2017.33: Europa Report (2013)
Hollywood doesn’t do low-budget sci-fi too much these days, if at all- it much prefers the big blockbuster bubblegum sci-fi that attracts the multiplex crowds looking for ever more-spectacular effects. Consequently the low-budget stuff is in the indie domain of late (if you can consider anything up to $30 million low budget) and unfortunately distribution complications in this indie domain can make them tricky to see: limited theatrical runs and exclusivity deals with Netflix and Amazon mean you can be shit out of luck if you are with the wrong distribution platform – and its isn’t being helped with disc releases getting rarer (and limited to territories) all the time.
So I’ve only now finally been able to watch Europa Report, even though it has been on my to-watch radar ever since I discovered that Bear McCreary was working on the soundtrack, with the film finally arriving on terrestrial television via Film Four.
Europa Report is another of those ‘found-footage’ pictures, sequences cobbled together from onboard cameras recording the mission and (eventually) transmitted back to Earth for people to figure out what happened after communications dropped out and the mission never returned. This central conceit works rather well -its certainly a neat way of justifying that method of film construction- but unfortunately, as usual it impairs character development and distances the audience from the events. It doesn’t help that some of the footage is constructed out of sequence too, which jarringly took me out of the film a little. Ultimately I have to say I would have preferred a more traditional approach, simply telling the story without being forced to weather the rather stiff POV of onboard ship and on-suit cameras.
All that being said, the film is certainly no disaster and it is technically rather accomplished in its set-dressing and use of cgi. It may not be up the standard of that same year’s Gravity, but its budget is clearly nowhere near that film’s $100 million. I have a fancy that one day someone will make a ‘new’ quality space movie like 2001: A Space Odyssey and it may come from a direction other than the traditional Hollywood route, in just the same way as real-life space exploration seems to be being galvanised by private industry as opposed to NASA.

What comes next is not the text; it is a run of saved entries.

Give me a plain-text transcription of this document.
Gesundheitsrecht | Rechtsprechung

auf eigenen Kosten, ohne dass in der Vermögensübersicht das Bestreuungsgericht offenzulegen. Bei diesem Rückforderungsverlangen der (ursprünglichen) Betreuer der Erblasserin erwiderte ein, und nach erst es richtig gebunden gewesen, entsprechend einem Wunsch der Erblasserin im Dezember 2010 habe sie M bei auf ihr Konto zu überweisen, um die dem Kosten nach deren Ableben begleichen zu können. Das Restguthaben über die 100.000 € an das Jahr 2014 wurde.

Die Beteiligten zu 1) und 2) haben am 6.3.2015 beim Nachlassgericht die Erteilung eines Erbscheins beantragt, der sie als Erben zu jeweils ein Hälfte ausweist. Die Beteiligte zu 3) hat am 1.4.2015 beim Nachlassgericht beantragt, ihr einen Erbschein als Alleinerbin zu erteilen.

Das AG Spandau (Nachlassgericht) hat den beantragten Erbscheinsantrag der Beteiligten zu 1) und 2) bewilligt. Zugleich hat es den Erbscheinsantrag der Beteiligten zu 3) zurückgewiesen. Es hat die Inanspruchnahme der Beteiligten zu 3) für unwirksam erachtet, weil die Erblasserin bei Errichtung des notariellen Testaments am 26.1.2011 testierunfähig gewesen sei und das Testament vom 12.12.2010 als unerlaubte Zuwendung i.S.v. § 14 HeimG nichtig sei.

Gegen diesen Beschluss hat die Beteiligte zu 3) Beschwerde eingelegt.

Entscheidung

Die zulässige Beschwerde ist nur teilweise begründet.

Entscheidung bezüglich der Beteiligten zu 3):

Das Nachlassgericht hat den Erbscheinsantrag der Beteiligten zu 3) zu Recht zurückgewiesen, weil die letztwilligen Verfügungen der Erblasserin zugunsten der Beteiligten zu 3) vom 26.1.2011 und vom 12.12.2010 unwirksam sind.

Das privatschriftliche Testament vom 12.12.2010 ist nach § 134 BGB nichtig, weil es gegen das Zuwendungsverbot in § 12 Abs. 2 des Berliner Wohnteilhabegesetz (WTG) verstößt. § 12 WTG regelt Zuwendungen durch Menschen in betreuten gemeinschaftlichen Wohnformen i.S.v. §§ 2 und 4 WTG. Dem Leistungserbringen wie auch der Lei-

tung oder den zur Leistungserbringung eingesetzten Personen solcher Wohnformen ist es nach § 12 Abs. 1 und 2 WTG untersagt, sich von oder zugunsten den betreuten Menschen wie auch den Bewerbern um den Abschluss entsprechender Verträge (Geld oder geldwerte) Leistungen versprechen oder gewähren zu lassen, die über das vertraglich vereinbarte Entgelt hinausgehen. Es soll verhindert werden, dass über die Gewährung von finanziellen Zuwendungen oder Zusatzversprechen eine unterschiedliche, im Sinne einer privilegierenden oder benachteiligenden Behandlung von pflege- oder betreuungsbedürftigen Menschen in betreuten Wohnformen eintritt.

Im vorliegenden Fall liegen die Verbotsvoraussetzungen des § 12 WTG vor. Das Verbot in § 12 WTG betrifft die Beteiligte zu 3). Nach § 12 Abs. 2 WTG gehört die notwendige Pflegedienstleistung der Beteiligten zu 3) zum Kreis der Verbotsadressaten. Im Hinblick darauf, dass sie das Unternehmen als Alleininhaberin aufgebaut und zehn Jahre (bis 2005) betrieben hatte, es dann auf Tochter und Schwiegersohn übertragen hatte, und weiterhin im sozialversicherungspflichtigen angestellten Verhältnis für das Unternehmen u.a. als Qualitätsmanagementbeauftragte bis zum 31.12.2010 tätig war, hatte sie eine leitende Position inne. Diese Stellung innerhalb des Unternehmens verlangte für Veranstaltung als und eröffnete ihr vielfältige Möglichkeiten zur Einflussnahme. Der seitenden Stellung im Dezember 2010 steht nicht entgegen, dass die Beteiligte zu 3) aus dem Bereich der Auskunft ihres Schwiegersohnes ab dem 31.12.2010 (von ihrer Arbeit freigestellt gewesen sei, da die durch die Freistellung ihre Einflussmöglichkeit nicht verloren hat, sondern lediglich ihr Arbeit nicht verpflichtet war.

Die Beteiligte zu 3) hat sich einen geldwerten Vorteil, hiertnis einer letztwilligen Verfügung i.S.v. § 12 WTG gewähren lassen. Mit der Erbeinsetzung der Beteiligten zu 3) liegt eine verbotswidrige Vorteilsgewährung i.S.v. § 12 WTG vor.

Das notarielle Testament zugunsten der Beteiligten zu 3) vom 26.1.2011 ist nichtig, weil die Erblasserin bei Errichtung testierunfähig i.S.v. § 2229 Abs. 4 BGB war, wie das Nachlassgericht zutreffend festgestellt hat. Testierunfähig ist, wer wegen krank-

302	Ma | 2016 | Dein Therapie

Frustratingly though, I have to say that I wish that Europa Report had adopted a more traditional film-making approach, and even, for that matter, had been chiefly set on Earth. A story about the backroom personnel and the astronauts families all dealing with the apparent mission failure, and perhaps an investigative storyline regards what happened and the revelation of the final transmission from Jovian space of all the missing onboard footage, unveiling all that happened, might have been more interesting. Imagine if it centered on a reporter who stumbled on a rumour of a sudden transmission a year after the communication failure, and of revelations being hushed-up in favour of expediencies required for a Europa 2 mission? Something of a 1970s political thriller building up to the final stark reveal of alien life and the icy world of Europa becoming something dangerous and cautionary?
It’s a fairly good effort though, given its inherent ‘found footage’ limitations (it’s the sub-genre that refuses to die, isn’t it).
I should also mention that it includes in its cast the recently-passed Michael Nyqvist; it’s the first film I have seen him in since he died, and it is rather sobering indeed to see him in this. He has a good part that probably deserved more screentime than he got, but that is all part of the limitations of the ‘found footage’ format. It isn’t his film- its simply that of anyone who seems to appear in front of one of those onboard cameras at particular moments. It would have been an interesting film indeed had it centered on his rather ‘background’ character throughout, particularly with how he dealt with a fellow crewmember sacrificing himself to save him. I think that’s chiefly what the film lacked, a central protagonist. We never really ‘know’ any of the characters, they are just cyphers, people stuck in a kind of ultra-expensive reality tv show that goes off the air rather abruptly.